Some instruments (notably the British contributions built by Grubb-Parsons, D3, D15, D16) used absolute encoders which enabled simultaneous positioning. These were however more fragile than the Precilec coders which could be used even in high radiation areas notably the monochromator casemates.

Counting systems

Simple detector instruments used CAMAC scalers.  The multichannel instruments sent event information to NICOLE  buffer memory which was then used to update the data files on disk.  For the small angle scattering instrument (SANS), D11, these data directly incremented the contents of a dual-ported memory.  For the new  SANS instrument, D17, a new CAMAC based memory system was created, which was then further developed for the NICOLE replacement (see The "Deuxième souffle").

VME electronics

By the late 1980s there were increasing problems in maintaining CAMAC modules (even finding replacement chips), and the distributed processing possibilities of a chassis of VME modules was attractive, offering, for example, phasing control for multi-choppers, together with control of counting. In practice the demands of such instruments were much simpler, and a master/slave organisation was finally adopted, similar to the CAMAC systems. Newer and cheaper instrument-bus systems have been developed, using smaller profile boards. Fortunately the option to develop even more expensive VXI applications (with an analogue part of a larger format board) were not adopted.

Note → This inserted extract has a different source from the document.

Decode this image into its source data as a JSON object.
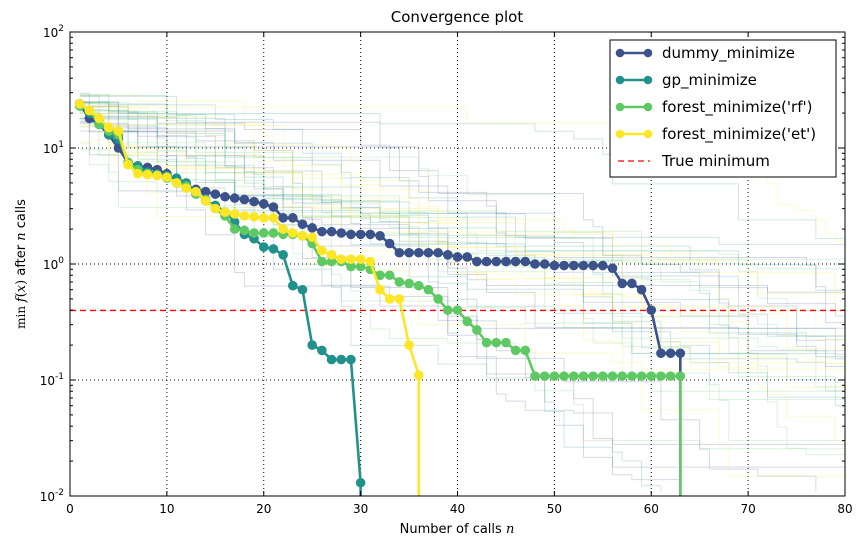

The VME boards used Motorola 68000 chipsets. These were interfaced and developed using Macintosh computers. Initially at the ILL, CERN software was used to link to the VAX instrument computers. This was later changed to OS-9 then further developed using a configuration database when the VME systems were connected via Ethernet on a dedicated physical network. Considerable use was made adding ILL designed FPLA custom daughter boards to pre-manufactured VME mother boards.

Development of arrays of 1D position sensitive detectors lead to collaborations between the detector group and the electronics to use flash ADC converters for localising positions. This started the present tendency to deliver interpolated data to the scientists. The actual derivation of the conversion to real space is not included in the current data.